… but more through the lens of what your everyday American is starting to wake up and realize.
Not to derail the thread into a political discussion, but I believe Trump and his advisors expertly crafted his 2016 campaign to take advantage of the growing societal distrust of the current system. …
I believe the average American is starting to realize that the 20th century version of the American dream is all but dead. A good work ethic is no longer a ticket to the middle class without careful career moves and training along the way. ...
The student loan crisis is starting to rear it's ugly head and we have a few generations who will be forever indebted because their parents and guidance counselors told them it was always a wise move to go to college. ...
You have an ever widening gap of the wealthy and everyone else (I'd put most aggressive savers from MMM in the wealthy class). The media continues to highlight what the billionaire class does which does nothing but create class envy.
I find it ironic that in the same message you simultaneously declare the American Dream is dead AND point out the existence of gobs of MMM followers who follow TRULY SIMPLE processes to build significant wealth.
The existence of so many successful MMM types is not only proof the American Dream is not dead, it's proof that there is even more opportunity out there than before.
The problem for the middle class isn't that they don't have the financial means to build significant wealth (barring catastrophic medical or legal woes), it's that they don't (or won't) do so.

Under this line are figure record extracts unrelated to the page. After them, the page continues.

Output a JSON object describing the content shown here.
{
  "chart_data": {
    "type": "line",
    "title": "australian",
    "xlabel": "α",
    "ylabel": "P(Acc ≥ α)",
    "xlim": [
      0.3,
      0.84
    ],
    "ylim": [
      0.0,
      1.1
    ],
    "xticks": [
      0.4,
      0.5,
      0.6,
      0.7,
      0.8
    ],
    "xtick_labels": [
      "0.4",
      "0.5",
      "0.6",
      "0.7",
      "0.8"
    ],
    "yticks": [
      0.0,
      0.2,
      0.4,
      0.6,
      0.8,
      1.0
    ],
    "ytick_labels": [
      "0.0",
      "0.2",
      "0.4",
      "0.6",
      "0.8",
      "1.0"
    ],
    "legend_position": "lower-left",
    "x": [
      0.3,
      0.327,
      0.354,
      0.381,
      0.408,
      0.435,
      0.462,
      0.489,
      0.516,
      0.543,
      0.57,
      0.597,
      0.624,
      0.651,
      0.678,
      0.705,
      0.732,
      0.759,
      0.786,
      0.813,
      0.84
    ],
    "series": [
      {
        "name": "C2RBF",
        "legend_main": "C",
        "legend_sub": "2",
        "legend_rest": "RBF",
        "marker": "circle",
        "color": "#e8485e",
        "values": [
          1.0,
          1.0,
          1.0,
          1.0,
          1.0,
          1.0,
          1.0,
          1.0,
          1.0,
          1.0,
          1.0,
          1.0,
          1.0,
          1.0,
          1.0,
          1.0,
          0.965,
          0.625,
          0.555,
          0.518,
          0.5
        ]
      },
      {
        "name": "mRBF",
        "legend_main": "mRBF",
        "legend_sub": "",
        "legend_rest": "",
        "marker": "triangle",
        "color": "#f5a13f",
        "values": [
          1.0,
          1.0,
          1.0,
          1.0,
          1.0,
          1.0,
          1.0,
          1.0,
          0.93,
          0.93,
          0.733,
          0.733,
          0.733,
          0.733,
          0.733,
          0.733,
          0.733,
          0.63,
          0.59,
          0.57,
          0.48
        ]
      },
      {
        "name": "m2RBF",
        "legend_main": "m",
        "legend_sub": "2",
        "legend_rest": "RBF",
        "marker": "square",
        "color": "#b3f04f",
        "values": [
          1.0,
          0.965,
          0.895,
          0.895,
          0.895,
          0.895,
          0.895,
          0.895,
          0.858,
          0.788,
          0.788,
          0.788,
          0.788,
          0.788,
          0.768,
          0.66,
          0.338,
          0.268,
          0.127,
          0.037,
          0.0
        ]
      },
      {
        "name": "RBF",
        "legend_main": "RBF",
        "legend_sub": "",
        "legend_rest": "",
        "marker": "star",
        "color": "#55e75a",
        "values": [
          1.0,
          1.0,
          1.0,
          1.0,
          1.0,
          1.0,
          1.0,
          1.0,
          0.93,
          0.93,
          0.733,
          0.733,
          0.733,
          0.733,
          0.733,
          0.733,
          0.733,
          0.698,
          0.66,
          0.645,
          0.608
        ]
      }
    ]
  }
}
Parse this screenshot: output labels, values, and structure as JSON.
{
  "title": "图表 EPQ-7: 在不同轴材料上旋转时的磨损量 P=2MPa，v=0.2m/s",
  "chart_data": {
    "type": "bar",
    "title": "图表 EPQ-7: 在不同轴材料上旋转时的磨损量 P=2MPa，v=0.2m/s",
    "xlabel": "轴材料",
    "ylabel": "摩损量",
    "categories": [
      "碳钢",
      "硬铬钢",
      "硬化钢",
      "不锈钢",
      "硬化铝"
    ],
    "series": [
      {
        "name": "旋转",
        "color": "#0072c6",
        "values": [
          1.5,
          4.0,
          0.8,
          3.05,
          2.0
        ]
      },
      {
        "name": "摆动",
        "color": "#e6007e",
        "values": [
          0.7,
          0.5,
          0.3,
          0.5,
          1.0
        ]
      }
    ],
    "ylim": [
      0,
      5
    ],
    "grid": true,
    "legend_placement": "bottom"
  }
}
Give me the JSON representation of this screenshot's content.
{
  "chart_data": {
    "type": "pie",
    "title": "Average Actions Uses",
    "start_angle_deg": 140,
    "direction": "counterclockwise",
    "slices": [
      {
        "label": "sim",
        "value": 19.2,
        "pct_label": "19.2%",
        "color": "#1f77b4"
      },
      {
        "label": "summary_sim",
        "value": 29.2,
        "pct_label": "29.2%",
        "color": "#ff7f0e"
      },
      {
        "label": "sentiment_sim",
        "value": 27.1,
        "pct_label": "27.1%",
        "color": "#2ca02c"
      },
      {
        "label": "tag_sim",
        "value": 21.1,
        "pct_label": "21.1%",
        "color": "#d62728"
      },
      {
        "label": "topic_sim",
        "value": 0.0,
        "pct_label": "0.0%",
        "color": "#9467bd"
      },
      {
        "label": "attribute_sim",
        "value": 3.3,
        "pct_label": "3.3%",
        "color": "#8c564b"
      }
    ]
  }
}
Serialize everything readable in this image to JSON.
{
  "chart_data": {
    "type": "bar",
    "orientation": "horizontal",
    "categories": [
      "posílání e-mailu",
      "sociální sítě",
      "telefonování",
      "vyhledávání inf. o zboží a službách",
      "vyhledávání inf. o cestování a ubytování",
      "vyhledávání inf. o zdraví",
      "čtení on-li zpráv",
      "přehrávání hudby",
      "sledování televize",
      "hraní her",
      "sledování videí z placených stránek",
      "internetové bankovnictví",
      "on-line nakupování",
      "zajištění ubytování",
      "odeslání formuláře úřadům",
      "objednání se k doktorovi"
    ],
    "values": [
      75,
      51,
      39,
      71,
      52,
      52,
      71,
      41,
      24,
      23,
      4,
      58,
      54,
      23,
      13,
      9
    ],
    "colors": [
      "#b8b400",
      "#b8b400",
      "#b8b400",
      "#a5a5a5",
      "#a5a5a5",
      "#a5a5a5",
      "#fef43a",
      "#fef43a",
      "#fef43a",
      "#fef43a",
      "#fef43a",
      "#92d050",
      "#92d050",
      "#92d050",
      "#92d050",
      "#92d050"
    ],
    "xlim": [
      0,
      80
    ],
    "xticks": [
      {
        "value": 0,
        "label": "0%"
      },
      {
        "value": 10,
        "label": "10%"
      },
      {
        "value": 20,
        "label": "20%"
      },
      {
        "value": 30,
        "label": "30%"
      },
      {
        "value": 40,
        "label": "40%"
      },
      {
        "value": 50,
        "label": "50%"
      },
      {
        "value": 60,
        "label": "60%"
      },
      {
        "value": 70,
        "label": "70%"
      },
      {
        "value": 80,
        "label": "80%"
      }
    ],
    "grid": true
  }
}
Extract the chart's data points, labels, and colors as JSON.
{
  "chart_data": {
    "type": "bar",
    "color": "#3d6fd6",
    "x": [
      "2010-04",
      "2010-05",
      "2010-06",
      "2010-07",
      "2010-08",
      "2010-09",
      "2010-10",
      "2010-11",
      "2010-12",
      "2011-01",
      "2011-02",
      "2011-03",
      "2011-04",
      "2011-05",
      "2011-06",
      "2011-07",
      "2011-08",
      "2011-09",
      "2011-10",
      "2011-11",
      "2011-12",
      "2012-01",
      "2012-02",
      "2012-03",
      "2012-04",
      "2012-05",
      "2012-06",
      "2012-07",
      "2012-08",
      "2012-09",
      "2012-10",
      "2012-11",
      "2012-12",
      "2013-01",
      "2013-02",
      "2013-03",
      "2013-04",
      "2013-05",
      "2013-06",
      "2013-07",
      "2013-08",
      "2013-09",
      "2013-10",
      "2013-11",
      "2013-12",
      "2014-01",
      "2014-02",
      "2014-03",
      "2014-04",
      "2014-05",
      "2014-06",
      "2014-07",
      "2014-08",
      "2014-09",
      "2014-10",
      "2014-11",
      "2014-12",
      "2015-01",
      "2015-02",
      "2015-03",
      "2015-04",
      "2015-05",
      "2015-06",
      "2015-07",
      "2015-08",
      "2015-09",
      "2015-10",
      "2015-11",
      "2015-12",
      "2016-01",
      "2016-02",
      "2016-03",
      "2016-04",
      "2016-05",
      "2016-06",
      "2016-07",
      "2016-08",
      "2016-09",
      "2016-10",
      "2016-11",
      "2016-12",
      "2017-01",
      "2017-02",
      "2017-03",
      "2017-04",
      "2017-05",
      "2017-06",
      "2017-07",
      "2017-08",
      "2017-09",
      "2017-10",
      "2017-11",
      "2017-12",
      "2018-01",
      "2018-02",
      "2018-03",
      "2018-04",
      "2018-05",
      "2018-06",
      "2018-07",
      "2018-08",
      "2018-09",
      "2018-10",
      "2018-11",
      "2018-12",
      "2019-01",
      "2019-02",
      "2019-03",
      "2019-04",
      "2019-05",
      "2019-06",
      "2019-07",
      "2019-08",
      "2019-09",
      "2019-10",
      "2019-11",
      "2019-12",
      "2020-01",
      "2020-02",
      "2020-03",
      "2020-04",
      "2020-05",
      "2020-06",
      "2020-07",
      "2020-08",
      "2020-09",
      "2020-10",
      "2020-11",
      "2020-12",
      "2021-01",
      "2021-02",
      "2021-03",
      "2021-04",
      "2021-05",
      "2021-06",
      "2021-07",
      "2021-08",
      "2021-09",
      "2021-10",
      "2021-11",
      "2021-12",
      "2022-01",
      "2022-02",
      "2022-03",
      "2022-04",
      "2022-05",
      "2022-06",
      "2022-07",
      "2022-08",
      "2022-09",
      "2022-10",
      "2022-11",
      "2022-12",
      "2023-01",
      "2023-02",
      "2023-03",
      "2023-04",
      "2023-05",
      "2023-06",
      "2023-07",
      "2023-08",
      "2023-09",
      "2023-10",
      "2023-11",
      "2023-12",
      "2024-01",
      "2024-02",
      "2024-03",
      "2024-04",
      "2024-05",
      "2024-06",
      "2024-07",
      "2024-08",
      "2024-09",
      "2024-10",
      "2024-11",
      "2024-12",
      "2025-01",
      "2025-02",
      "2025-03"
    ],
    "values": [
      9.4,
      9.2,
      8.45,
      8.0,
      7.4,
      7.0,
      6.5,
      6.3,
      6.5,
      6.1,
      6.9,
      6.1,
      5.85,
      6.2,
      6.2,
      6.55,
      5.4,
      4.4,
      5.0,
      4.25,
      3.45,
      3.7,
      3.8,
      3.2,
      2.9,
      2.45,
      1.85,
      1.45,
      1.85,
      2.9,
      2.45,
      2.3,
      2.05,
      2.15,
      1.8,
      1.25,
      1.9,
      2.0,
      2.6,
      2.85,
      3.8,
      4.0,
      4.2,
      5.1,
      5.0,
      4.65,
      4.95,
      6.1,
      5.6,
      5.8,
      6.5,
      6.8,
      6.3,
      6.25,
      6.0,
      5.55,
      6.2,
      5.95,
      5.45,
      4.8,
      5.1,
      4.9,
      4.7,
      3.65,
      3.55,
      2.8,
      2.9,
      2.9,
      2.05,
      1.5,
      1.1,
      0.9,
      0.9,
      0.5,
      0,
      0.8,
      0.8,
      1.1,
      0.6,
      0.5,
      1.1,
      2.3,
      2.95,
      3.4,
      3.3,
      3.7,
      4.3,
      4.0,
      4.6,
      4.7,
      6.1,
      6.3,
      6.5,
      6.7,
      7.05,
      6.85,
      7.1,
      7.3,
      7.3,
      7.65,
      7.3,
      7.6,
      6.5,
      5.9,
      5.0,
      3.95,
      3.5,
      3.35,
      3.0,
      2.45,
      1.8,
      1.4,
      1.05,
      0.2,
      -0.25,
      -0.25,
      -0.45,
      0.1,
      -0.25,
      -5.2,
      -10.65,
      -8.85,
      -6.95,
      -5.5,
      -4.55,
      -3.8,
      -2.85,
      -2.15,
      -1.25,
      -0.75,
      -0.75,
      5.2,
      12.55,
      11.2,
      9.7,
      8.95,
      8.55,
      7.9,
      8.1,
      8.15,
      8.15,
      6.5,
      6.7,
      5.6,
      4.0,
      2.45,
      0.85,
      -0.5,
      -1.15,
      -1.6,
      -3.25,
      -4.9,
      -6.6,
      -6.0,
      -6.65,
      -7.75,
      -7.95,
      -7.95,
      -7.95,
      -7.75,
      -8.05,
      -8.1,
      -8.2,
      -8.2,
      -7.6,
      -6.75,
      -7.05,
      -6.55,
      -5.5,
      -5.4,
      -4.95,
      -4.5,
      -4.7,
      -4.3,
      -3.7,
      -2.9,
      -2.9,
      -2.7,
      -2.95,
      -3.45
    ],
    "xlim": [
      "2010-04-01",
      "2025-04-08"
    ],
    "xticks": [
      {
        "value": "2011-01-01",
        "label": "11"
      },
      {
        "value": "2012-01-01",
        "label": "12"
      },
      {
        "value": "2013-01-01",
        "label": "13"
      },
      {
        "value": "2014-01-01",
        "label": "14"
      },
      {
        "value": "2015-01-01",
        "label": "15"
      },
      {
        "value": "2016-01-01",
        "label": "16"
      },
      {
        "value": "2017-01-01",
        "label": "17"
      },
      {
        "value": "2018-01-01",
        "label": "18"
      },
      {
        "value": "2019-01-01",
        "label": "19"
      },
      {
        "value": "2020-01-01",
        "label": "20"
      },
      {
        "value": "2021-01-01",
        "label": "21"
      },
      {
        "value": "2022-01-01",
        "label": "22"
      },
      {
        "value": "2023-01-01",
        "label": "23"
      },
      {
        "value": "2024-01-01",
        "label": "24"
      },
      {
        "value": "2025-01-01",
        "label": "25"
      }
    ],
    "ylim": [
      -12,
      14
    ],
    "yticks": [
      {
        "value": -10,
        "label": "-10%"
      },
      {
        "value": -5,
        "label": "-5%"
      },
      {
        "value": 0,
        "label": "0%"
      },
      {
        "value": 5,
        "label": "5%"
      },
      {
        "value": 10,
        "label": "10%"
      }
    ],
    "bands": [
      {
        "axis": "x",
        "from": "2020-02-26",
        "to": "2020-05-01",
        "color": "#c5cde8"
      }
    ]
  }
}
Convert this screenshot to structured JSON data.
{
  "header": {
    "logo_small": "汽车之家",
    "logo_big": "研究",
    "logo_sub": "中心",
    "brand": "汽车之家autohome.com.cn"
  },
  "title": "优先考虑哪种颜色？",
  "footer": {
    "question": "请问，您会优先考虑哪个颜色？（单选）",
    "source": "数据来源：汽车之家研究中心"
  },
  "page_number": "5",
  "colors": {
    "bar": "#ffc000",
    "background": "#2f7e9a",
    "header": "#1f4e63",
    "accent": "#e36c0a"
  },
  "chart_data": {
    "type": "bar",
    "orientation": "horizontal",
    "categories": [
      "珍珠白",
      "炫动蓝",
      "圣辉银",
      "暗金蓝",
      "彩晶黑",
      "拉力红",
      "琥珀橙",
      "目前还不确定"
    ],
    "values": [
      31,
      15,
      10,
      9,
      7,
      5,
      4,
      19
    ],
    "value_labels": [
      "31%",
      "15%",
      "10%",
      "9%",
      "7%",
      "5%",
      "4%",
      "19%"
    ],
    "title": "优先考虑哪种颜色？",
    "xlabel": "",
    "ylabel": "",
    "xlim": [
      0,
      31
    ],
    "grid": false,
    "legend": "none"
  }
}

We have a real problem in that we are not forcing corporations to pay decent wages to many of their employees and we're letting employers pass on many things they should pay for onto the taxpaying public. We have a real problem in that the social safety net for people who are just unlucky is too weak. We have a real problem in that advanced training is expensive instead of inexpensive.
But we don't have a problem with the death of the American Dream. It still works.
I disagree with all but your 4th paragraph though I think we would agree on more than it seems from our two posts.
I'm not arguing that the American Dream is dead for everyone. I'm arguing that it is dead for MOST. And because it is dead for most, we are systematically losing the middle class which is what made this last 100+ year run so unique.
There are not gobs of MMMers when looking at it from a percentage of the entire population. Those who would qualify as Mustachian (relatively frugal with a healthy savings rate) is so laughably small that we wouldn't show up as a blip on a statistical chart.
And even though all of this seems simple to us (the steps to FI), for your average Joe, it might as well be nuclear physics.
I'm guessing you either have a very high achieving while frugal set of friends/family, or you spend a lot of time on these forums and therefore believe that Mustachianism is the norm (or at least a much larger percentage than what actually exists).
Maybe the best way I could make my point would be with a personal example. My grandfather was born in 1926. After serving in the Navy during WWII, he moved his family (wife and young son) to Kansas City in search of better employment opportunities. He had a high school diploma and very few if any job skills.
Within a few weeks, he was hired as an aircraft engine mechanic apprentice (a union position). He and my grandmother had two more kids. He made enough for my grandma to stay home with the kids, to put his kids thru college, and to buy a new car every 5-6 years. They were somewhat frugal, but were financially illiterate by MMM standards and by no means penny pinchers.
He retired at 58 with a full pension, fully paid healthcare until he and my grandma got to Medicare age, a paid off home, some decent savings, and a decent SS benefit waiting for him.
His example was just normal, par for the course for those who were willing to work coming home from the war. Now compare that outcome to the options a 24 year old in the same position would have today. If you think they are even remotely close, then we will just have to agree to disagree.